Седьмая комната была кабинетом сестры-хозяйки. К ней-то и явился ленинградский литератор. Он положил на стол бумажку, подморгнул заговорщицки и сказал:

— Сделайте мне, как Ротову…

Сестра-хозяйка выпучила глаза, покраснела и затряслась от возмущения. Некоторое время она не могла вымолвить ни слова. Только тяжело дышала. И вдруг пронзительно завопила:

— Что?! Что я сделала вашему Ротову?!! Чего вам от меня надо?! Во-о-он!!!

Литератор вылетел из кабинета как ошпаренный, но, успокоившись, оценил шутку и смеялся вместе с нами», — закончил Константин Павлович свой рассказ.

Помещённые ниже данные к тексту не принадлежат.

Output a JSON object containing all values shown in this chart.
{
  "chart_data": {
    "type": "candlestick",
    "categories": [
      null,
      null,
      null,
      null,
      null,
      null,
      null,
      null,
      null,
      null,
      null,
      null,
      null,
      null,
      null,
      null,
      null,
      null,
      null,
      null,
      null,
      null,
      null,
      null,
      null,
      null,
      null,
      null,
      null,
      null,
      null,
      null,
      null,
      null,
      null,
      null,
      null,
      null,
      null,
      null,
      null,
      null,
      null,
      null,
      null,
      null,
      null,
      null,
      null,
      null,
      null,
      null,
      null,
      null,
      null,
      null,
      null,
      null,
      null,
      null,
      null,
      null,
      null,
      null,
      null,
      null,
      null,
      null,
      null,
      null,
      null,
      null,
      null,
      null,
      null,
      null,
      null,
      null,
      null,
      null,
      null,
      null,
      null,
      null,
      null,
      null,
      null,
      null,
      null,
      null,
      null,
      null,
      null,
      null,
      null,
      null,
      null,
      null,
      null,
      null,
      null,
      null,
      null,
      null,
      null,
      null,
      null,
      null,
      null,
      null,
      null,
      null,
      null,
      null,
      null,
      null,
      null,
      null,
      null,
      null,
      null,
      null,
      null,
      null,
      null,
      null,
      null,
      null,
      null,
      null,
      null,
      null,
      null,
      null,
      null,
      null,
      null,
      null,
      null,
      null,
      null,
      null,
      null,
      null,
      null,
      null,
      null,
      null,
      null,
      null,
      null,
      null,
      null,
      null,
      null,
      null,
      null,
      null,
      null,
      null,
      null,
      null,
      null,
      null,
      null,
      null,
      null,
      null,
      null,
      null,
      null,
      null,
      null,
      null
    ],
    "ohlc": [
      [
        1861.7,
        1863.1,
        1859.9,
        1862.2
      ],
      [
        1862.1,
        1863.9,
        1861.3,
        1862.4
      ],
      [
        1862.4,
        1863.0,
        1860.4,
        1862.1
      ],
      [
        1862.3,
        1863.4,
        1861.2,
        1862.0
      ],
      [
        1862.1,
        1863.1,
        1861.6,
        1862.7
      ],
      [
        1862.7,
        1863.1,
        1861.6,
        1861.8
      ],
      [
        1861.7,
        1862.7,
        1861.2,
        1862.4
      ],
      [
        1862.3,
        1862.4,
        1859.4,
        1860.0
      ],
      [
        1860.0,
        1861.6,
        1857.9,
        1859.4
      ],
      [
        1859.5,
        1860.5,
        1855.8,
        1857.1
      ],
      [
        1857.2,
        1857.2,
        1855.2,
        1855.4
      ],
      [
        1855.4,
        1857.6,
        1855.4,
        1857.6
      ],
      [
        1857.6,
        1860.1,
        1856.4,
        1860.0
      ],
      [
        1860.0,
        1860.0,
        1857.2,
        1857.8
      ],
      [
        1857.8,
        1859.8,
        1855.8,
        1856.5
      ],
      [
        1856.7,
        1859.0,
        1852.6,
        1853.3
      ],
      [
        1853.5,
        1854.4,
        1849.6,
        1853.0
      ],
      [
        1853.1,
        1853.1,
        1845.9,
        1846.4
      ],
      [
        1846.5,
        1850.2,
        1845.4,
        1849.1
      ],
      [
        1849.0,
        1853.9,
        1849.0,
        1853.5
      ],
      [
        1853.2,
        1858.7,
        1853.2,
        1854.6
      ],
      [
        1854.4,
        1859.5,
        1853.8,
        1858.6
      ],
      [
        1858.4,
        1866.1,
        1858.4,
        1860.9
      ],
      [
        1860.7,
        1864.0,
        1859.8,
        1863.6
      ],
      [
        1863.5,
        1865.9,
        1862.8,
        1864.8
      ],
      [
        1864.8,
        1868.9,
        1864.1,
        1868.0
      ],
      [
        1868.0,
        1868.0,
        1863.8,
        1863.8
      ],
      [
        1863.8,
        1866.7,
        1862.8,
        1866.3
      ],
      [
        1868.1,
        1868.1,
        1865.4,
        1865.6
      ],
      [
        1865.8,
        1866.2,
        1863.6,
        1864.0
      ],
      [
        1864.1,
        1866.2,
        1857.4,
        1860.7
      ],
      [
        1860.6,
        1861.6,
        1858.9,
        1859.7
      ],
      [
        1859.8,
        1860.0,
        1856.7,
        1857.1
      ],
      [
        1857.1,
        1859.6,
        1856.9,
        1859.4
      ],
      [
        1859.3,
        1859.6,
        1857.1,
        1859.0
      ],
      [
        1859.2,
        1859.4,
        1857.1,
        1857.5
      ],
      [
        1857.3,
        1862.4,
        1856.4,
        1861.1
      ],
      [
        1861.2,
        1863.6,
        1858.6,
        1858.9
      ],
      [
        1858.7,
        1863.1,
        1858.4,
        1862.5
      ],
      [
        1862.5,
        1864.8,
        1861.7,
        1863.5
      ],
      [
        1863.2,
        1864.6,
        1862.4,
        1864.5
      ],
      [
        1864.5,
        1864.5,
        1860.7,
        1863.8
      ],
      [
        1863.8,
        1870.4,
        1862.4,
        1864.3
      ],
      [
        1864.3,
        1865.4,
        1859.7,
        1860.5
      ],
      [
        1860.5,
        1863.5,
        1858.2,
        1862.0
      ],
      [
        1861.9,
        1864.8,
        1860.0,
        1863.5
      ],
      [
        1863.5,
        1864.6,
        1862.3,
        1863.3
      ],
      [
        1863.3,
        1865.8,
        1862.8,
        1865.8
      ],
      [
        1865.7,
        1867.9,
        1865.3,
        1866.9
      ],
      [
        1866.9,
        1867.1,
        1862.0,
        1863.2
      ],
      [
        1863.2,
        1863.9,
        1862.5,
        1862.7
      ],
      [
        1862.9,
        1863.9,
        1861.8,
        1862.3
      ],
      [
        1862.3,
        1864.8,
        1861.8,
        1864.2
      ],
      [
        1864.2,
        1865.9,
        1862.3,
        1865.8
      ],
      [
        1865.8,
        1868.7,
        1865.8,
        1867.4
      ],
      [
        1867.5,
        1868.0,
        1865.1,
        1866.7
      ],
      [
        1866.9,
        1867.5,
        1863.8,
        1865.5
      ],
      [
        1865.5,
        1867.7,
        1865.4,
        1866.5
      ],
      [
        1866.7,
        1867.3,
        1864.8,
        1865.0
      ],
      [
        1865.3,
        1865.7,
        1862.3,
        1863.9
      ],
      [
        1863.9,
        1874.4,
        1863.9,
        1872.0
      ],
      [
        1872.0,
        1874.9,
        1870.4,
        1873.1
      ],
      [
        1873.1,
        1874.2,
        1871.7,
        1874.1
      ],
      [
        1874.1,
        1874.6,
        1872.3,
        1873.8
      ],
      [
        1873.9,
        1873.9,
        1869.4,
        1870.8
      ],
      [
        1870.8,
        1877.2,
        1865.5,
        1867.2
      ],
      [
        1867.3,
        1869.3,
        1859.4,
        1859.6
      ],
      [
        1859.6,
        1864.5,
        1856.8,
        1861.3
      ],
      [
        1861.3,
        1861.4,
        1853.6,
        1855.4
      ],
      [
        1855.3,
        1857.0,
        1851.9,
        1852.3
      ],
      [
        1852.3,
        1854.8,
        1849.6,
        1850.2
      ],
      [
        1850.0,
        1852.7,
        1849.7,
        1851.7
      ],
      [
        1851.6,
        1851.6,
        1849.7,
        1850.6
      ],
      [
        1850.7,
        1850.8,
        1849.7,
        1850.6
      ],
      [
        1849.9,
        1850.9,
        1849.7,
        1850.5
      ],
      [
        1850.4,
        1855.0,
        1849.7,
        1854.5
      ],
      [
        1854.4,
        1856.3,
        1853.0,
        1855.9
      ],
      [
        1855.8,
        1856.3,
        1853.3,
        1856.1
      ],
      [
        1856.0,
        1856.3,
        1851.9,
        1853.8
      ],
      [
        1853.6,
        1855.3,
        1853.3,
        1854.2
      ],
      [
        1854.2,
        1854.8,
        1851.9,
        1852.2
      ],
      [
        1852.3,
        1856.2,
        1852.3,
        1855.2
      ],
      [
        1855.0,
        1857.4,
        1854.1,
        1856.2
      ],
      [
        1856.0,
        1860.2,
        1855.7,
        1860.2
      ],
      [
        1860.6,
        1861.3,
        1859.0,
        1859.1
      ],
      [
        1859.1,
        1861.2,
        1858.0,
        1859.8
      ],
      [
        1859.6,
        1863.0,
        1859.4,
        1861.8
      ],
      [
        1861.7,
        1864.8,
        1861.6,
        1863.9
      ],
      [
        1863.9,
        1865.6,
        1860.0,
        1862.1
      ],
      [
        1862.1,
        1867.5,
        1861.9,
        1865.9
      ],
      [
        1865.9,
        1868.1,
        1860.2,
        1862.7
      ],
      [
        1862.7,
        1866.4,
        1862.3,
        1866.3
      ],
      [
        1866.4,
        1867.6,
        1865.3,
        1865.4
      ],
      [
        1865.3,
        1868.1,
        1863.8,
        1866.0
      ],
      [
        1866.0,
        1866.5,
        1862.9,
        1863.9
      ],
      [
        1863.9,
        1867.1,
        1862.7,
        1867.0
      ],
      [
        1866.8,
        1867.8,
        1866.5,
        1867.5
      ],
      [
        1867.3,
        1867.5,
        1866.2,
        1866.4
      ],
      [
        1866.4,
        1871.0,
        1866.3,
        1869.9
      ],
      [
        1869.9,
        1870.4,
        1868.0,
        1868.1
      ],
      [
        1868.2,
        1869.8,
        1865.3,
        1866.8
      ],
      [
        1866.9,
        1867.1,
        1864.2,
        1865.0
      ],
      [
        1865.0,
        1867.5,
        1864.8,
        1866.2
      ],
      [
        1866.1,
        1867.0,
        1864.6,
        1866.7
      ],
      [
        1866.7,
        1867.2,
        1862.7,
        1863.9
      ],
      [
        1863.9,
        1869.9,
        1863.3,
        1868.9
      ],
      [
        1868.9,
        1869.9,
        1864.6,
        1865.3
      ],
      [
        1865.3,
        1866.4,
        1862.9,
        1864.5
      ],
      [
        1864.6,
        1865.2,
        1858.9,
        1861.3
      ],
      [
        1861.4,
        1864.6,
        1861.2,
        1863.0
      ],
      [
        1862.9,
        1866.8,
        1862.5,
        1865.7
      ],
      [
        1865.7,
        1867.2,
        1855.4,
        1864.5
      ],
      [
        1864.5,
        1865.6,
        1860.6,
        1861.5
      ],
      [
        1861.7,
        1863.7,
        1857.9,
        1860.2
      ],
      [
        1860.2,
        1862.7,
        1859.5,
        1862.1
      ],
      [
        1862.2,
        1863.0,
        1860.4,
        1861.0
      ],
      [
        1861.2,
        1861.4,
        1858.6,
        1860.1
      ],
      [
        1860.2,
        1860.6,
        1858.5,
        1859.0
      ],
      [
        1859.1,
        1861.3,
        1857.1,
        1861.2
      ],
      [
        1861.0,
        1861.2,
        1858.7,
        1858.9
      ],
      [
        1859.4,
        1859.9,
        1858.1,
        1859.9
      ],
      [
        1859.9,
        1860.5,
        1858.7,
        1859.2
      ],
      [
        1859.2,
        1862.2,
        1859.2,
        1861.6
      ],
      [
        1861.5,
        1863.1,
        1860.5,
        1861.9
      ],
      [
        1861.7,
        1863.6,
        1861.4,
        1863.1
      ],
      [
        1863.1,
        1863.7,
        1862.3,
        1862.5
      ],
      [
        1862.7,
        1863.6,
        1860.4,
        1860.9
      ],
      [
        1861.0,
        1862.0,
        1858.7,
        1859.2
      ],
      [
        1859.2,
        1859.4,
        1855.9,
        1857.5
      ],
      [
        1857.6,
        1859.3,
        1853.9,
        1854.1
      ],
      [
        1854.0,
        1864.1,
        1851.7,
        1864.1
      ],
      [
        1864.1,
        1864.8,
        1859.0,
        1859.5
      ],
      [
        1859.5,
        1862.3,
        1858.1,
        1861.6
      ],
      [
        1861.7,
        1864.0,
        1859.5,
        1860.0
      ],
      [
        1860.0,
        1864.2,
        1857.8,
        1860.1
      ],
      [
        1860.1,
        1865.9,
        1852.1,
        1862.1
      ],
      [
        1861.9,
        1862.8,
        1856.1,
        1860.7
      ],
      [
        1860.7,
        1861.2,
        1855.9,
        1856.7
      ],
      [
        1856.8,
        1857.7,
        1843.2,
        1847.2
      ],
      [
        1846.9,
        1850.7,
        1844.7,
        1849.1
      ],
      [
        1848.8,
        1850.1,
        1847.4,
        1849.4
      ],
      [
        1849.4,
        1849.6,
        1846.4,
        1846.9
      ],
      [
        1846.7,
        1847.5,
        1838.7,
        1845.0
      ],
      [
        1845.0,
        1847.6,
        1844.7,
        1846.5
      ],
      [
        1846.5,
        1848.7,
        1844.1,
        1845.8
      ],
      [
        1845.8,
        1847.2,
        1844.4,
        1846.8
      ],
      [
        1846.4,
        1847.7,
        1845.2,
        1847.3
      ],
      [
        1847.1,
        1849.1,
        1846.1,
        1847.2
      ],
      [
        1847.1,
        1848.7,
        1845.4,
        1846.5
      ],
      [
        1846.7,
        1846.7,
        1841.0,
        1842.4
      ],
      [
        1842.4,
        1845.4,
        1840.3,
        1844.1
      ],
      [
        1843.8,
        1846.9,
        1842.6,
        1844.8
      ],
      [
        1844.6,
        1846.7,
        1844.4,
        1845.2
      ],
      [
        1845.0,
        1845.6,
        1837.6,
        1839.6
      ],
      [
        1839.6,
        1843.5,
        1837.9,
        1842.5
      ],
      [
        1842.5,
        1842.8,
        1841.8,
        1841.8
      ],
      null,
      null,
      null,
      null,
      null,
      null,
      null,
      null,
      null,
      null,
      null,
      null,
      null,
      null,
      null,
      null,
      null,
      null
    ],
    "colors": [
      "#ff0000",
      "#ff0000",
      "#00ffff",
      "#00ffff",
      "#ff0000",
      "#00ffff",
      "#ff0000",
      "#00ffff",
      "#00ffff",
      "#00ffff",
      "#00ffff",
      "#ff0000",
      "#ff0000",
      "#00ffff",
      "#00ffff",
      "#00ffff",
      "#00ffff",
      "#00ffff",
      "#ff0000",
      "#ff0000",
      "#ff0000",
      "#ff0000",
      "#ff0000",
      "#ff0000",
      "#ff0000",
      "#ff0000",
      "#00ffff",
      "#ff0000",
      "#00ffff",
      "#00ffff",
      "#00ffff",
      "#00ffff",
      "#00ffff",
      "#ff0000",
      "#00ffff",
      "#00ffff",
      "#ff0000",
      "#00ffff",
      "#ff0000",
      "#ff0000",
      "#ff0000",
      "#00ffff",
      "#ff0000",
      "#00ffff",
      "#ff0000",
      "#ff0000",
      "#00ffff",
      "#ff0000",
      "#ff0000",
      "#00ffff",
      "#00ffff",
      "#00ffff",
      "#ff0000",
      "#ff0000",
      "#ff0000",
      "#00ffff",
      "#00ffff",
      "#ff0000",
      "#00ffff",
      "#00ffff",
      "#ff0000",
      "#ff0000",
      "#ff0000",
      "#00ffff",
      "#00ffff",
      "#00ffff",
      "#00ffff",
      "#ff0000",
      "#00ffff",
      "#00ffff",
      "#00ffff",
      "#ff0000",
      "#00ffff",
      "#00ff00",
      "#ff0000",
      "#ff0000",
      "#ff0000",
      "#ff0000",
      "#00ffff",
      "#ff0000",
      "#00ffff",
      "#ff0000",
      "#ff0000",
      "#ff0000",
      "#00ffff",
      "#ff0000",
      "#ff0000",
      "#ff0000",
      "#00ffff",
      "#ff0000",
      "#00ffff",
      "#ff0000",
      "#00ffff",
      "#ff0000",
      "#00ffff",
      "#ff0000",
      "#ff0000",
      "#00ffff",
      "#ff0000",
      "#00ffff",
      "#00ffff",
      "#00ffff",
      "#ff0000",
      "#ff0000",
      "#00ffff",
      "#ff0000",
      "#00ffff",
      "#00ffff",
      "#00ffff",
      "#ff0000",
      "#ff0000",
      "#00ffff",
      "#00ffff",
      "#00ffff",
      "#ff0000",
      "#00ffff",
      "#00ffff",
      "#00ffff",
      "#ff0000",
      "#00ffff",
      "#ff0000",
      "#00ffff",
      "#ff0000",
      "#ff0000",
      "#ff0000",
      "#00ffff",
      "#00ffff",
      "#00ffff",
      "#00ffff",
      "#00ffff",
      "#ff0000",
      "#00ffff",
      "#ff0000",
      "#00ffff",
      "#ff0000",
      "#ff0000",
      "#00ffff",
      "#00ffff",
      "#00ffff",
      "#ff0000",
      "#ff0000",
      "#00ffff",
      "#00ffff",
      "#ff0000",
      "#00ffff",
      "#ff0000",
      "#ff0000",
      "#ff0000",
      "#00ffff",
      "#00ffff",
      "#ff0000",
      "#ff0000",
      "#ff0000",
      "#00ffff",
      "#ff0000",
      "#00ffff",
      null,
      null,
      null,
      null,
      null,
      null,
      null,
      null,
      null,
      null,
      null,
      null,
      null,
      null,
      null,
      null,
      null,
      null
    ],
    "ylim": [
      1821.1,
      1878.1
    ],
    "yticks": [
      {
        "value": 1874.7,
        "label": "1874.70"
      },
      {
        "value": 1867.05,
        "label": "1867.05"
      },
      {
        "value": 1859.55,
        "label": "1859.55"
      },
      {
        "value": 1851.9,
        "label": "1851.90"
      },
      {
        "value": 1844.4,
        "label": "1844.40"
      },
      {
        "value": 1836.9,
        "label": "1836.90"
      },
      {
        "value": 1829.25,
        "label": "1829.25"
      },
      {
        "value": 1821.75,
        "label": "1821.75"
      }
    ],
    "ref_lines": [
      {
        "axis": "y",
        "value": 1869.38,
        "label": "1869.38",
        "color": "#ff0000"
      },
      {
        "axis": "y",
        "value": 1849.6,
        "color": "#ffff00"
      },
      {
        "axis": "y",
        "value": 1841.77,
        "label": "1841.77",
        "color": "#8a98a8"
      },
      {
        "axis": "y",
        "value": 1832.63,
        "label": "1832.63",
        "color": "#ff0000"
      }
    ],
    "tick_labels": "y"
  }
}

А в редакции объектом для дружеских розыгрышей служил Леон Георгиевич Генч. Тонкий психолог в своих рисунках, в жизни он был необыкновенно наивен и доверчив. Разыгрывать его было нетрудно. Вот еще одна ротовская «байка»:

«Однажды приходит Генч в редакцию и видит — на стене вывешен приказ: «За грубое отношение к молодым авторам Ротова К. П. от работы главного художника отстранить. Главным художником журнала назначить Генча Л. Г.».

Леон Георгиевич и обрадовался, и растерялся. Увидел меня, подошел:

— Константин Павлович, как же это? За что вас так?

— Да привязались тут ко мне два бездарных начинающих. Рисуют плохо. Надежды никакой. Я им это объясняю, а они ходят и ходят. Я не выдержал и выгнал их. В результате вы теперь главный. Поздравляю!

Тут главный редактор пригласил к себе Генча, Ротова и Ганфа.

— Товарищи, — сказал главный, — надо что-то делать с журналом. Кажется, он начинает надоедать читателю. Думаю, стоит подумать о внешнем виде. Может, изменить формат?

— Можно сшивать журнал не как сейчас тетрадкой, а как альбом, — предложил я.

— Но можно еще оригинальней, — сказал Ганф. — Давайте делать круглый журнал.

— Ну, это уж вы слишком, — заметил Генч. — Сшивать-то как же?

Поговорили в этом же духе еще немного, и редактор закрыл совещание, попросив Генча остаться.

— Леон Георгиевич! Грубость Ротова не главное. Главное, что распустил он художников. Рисовать стали небрежно. Кое-как. Особенно обратите внимание на Бродаты.

Генч вышел от редактора озабоченным и тут заметил за столом Льва Григорьевича Бродаты. Тот сидел и исправлял что-го-в своем рисунке. А рисунки этого замечательного мастера и впрямь выглядели странно. Что-то заклеено. Что-то закрыто белилами. Что-то стерто резинкой, и бумага на этом месте разлохматилась.

— Что это вы так небрежно рисуете? — спросил Генч.

— А вам что за дело? — поинтересовался Бродаты.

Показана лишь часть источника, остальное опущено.